Parlando con Tsutomu Kouno, direttore del nuovo originale titolo di successo di SCEE, capiamo cosa si nasconde in questa mente geniale e bizzarra.
Da quanto tempo sei appassionato di video giochi?
Tsutomu Kouno, direttore di LocoRoco: Quando ero alle elementari i miei genitori mi hanno regalato un computer. Mi piaceva creare videogiochi usando il linguaggio di programmazione BASIC, per poi farci giocare i miei amici. Allora i giochi di avventura con testo mi piacevano da impazzire.
Qual è stato il tuo primo lavoro?
Dopo l'università, sono entrato a Sony Computer Entertainment, dove ho iniziato a lavorare a un gioco di ruolo per la PS one intitolato Legend of Dragoon. In seguito ho lavorato a "ICO", un titolo per PlayStation 2, per cui curavo la creazione delle mappe.
Cosa ti ha portato a voler progettare videogiochi?
Quando ero piccolo e creavo diversi tipi di videogiochi, avevo l'impressione che in questo campo esistessero possibilità di sviluppo illimitate. Quest'idea mi ha portato a voler realizzare sempre nuovi giochi. Sentivo che tutto era possibile!
Qual è il tuo gioco preferito?
Ne ho più di uno: Monster Hunter (per PS2 e PSP), Tactics Orga (per Super Famicom), Black and White e Age of Empires (per PC).
Quali ritieni siano gli ingredienti per un gioco di successo?
Una grafica d'impatto è fondamentale per un gioco di successo.

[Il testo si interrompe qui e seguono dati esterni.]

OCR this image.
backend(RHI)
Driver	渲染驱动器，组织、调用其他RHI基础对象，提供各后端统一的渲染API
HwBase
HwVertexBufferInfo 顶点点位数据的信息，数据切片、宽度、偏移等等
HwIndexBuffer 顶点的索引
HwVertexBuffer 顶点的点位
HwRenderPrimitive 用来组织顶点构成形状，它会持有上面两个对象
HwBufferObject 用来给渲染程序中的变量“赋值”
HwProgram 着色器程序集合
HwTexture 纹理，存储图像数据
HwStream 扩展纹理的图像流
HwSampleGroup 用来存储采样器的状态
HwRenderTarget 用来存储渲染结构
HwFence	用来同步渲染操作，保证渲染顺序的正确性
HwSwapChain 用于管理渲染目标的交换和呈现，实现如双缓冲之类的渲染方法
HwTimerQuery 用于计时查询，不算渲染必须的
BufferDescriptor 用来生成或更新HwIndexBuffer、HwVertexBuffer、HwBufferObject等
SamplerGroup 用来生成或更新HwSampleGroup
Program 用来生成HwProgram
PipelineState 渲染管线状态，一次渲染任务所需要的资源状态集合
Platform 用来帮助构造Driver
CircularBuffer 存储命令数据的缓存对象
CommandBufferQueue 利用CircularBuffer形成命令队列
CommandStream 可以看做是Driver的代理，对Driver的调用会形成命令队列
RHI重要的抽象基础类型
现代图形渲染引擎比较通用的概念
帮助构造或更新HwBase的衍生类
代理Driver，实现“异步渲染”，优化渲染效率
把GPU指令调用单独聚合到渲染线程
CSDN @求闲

Un gioco senza la grafica è come una pubblicità per la TV senza immagini: lascerebbe la gente indifferente. Perciò, ritengo che una grafica evocativa sia necessaria ad attrarre un pubblico quanto più vasto possibile.
A parte questo, ovviamente i giochi devono anche essere divertenti e interessanti. Mi piace analizzare i giochi in cui mi sono immerso in passato e combinarne le parti divertenti e interessanti con le tecnologie oggi disponibili.
Ci sono diversi elementi che rendono un gioco appassionante e, quando sono presenti, so che il successo è assicurato.
Quali sono le principali difficoltà che hai incontrato nel progettare un gioco per PSP?
Dal momento che è possibile portare la PSP con sé ovunque nel mondo, ho cercato di realizzare un gioco quanto più semplice possibile, così che tutti possano apprezzarlo, indipendentemente dalla lingua parlata.
A cosa ti sei ispirato per creare LocoRoco?
Spesso quando sono in treno faccio dei disegni sul mio PDA e la mia ispirazione viene proprio da lì. È stato così per molti dei personaggi secondari tra cui Chuppa, Nyokki e Moja.
Qual è stata la tua prima idea 'LocoRoco'? Hai pensato prima ai personaggi, allo scenario o al meccanismo di rotolamento?
I miei schizzi sono alla base di tutto. Immaginavo i LocoRoco che si ammassano in una caverna, che ridono o gironzolano da soli. In seguito ho iniziato ad abbozzare disegni in cui la terra si inclina facendo rotolare un LocoRoco.
Qual è la tua parte del gioco preferita?
A dire il vero mi piace tutto ciò che è legato al mondo LocoRoco. Anche se non ha molto a che fare con l'azione di gioco, realizzare questo titolo è stato fantastico per me. Guardare i LocoRoco cantare, raccogliersi e ammonticchiarsi l'uno sull'altro è davvero divertente! Persino le loro azioni non sono determinate da regole prestabilite: così non ti stanchi mai di guardarli!
Mi piace anche lo sfondo musicale. Per mantenere la stessa colonna sonora in tutto il mondo, ho creato la lingua LocoRoco e scritto i testi delle canzoni di persona. I LocoRoco cantano mentre rotolano e il volume è proporzionale al loro numero, così la canzone cambia continuamente.